Accelerating Graph Machine Learning using Auto-tuned Sparse Primitives for GPU
Background
Sparse-dense matrix multiplication (SpMM) is a fundamental operation that underlies a wide range of scientific, machine learning, and graph-processing workloads. Its performance becomes especially critical as datasets grow larger and applications demand real-time or near–real-time computation. While existing SpMM libraries provide strong performance on CPUs, they generally lack robust support for GPU execution, particularly in areas such as auto-tuning and specialized sparse kernel optimization. This gap limits the ability of developers and researchers to fully exploit modern GPU architectures for high-throughput sparse computation.
Methodology
To address this limitation, we extended a generic SpMM library with a GPU-compatible auto-tuner designed to optimize sparse-dense kernel performance on contemporary GPU hardware.

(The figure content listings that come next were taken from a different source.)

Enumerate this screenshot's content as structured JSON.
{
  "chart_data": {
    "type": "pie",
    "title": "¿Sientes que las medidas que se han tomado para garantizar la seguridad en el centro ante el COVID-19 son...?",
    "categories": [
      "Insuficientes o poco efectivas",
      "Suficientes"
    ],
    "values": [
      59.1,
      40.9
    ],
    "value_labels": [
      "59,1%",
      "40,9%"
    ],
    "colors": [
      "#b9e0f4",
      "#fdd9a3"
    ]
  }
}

Our methodology involved adapting the library’s kernel-selection mechanisms to operate efficiently on GPUs, implementing GPU-specific tuning strategies, and ensuring compatibility with CUDA-based execution paths. The auto-tuner systematically benchmarks alternative kernel configurations—including thread-block layouts, memory-access patterns, and sparsity-aware execution modes—and selects the optimal configuration for a given input matrix. Throughout this process, we prioritized generality so the tuner could accommodate a wide range of sparsity patterns and workload characteristics.
Findings
The resulting GPU-enabled auto-tuner successfully expanded the library’s capabilities, allowing its sparse-dense kernels to run efficiently on modern GPU architectures. While this work represents an initial step rather than a complete overhaul of GPU-based sparse optimization, it establishes the essential infrastructure needed to explore more advanced GPU-specific techniques. By enabling auto-tuning on GPUs, the project opens a pathway for future performance improvements and broader adoption of GPU resources in applications that depend on fast and scalable SpMM operations.